Book authors filed a class-action lawsuit against Anthropic, an artificial intelligence business, alleging that the company used unlicensed versions of their books to train its chatbot. Anthropic has agreed to pay $1.5 billion to resolve the claim.
If a judge approves the historic deal as early as Monday, it might be a watershed in the legal disputes between AI corporations and the authors, visual artists, and other creative people who claim they violate copyright.
The deal covers an estimated 500,000 publications, and the business has agreed to pay authors roughly $3,000 for each book.
Justin Nelson, an attorney for the authors, stated, “As far as we can tell, it’s the largest copyright recovery ever.”
“In the AI era, it is the first of its kind.”
Three authors—nonfiction authors Kirk Wallace Johnson and Charles Graeber and thriller novelist Andrea Bartz—who filed a lawsuit last year now stand in for a larger number of authors and publishers whose works Anthropic used to train its chatbot Claude.
In June, a federal judge rendered a divided decision in the case, concluding that Anthropic had improperly obtained millions of books through piracy networks but that it was permissible to train AI chatbots on copyrighted works.
According to analysts, Anthropic might have lost the case during a planned trial in December and would have had to pay much more money if it hadn’t settled.
William Long, a legal analyst for Wolters Kluwer, stated, “We were looking at a strong possibility of multiple billions of dollars, enough to potentially cripple or even put Anthropic out of business.”
San Francisco-based US District Judge William Alsup has set a hearing for Monday to go over the terms of the settlement.
What role do books have in AI?
The AI large language models that power chatbots like Anthropic’s Claude and its main competitor, OpenAI’s ChatGPT, are built using data from books, which are essentially billions of words meticulously put together.
According to Alsup’s June verdict, Anthropic downloaded over 7 million digital books that it “knew had been pirated.”
In order to match the extensive collections that ChatGPT was trained on, it began with almost 200,000 from an online library called Books3, which was put together by AI researchers outside of OpenAI.
The Books3 dataset included the first thriller book, The Lost Night, written by Bartz, one of the case’s principal plaintiffs.
According to Alsup, Anthropic later stole at least 2 million copies from the Pirate Library Mirror and at least 5 million copies from the pirate website Library Genesis, also known as LibGen.

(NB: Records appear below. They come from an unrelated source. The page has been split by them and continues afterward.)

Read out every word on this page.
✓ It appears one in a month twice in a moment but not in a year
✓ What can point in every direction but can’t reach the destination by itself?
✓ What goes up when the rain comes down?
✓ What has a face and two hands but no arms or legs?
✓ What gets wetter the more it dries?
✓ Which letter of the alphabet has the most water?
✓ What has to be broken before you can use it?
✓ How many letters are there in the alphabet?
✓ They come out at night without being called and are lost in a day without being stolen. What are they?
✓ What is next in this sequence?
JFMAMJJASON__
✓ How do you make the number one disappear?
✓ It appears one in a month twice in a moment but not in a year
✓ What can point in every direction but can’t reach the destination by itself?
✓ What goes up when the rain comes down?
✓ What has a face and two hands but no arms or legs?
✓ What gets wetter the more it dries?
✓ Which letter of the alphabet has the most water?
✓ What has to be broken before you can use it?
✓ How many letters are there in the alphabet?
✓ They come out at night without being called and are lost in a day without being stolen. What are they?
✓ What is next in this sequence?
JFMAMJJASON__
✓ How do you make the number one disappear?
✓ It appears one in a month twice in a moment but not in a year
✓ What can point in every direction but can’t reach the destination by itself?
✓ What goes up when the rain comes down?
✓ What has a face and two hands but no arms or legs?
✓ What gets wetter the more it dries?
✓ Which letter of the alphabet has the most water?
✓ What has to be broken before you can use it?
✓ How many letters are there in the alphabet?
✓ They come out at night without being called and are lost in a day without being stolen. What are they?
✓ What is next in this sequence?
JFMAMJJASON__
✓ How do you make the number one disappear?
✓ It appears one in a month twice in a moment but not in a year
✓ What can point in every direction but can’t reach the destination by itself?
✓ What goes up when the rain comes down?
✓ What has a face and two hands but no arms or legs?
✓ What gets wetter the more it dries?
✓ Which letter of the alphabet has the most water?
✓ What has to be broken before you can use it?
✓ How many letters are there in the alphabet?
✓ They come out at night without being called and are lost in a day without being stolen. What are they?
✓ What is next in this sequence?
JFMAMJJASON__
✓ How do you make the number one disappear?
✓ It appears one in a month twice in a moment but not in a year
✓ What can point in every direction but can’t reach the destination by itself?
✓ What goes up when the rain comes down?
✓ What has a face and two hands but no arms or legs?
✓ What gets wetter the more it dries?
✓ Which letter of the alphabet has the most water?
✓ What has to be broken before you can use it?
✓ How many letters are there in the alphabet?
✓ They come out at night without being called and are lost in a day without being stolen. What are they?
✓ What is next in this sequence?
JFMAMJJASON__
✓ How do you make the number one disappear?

Last month, the Authors Guild informed its thousands of members that if Anthropic was found guilty of knowingly violating their copyrights at trial, “damages will be at least $750 per work and could be much higher.”
The increased settlement award of about $3,000 per work likely reflects a smaller pool of impacted books after copyright infringements and duplicates have been removed.
The CEO of the Authors Guild, Mary Rasenberger, referred to the settlement on Friday as “an excellent result for authors, publishers, and rightsholders generally, sending a strong message to the AI industry that there are serious consequences when they pirate authors’ works to train their AI, robbing those least able to afford it.”